Barrowitz glanced over at the screens, then shook his head, “No Sir. We are down to visual tracking only, and the target is outside our engagement range for that. If it gets close enough for Sea Wiz we could try, but it looks like it’s tracking south of us according to our last trajectory analysis. I think it’s going down in the keys, Sir.”
“Alright. You’ll be getting orders down the chain momentaril
y, Captain.” The President informed him, “but I can tell you that you’re going to put to sea in short order. Start leaning in that direction, if you will.”
“Yes sir, we’ll be under way the instant the orders come through,” Barrowitz said.
“Good, now if you’ll excuse us, Captain… there’s a lot more work to be done.”
*****
Chapter 4
White House Situation Room
Strand looked slumped a little in his chair. “Tell me we have units scrambling over Florida.”
“AFB Canaveral has a squadron of F-35s in the air already, sir,” Air Force General Michael Gant nodded.
“And we have squadrons scrambling from Pensacola and Key West,” Admiral Parsons added. “We have the state covered, Sir.”
“Tell me we have it covered when we’re not tracking a half dozen orbital entries into our airspace across the nation,” Strand growled, “Then I might believe you.”
The President wiped his forehead, taking a couple breaths. “Ok, we’ve got the one over Florida covered for now. At least it’s not looking to make a crater when it touches down.”

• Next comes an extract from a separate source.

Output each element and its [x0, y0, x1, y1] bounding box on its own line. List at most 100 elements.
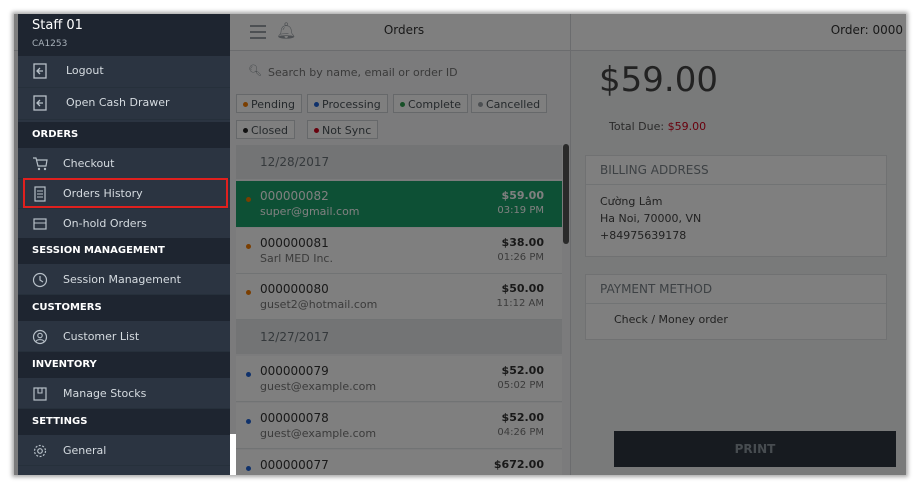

“Should we change orders for the rest?” Parson asked, thinking about the countermeasures that had allowed the first to evade missiles from the Philippine Sea.
“Hell no,” Strand snapped, “As long as they’re on ballistic paths toward anything we’ve got the slightest right to protect, tell everything we’ve got to lock and load. No firing a burst and waiting to see if we hit it. Just keep firing until they’re destroyed or we’re out of ammo… and God help you if it’s the second one.”
*****
USS Bunker Hill, Off the Coast of California
“This is Bunker Hill, Bunker Hill Actual speaking,” Captain Riggs spoke into the handset beside his station. “We’re up and targeting. Link in as you can.”
“Mobile Bay, linked.”
“This is Lake Champlain, we’re in.”
“This is Cape St George, we’re linked.”
Riggs nodded to his second, Commander Burke. “Alright, that’s the lot. Every Tico on the west coast is linked into this. Make sure the targets are evenly spread out, everyone has a primary and a secondary just in case we get lucky.”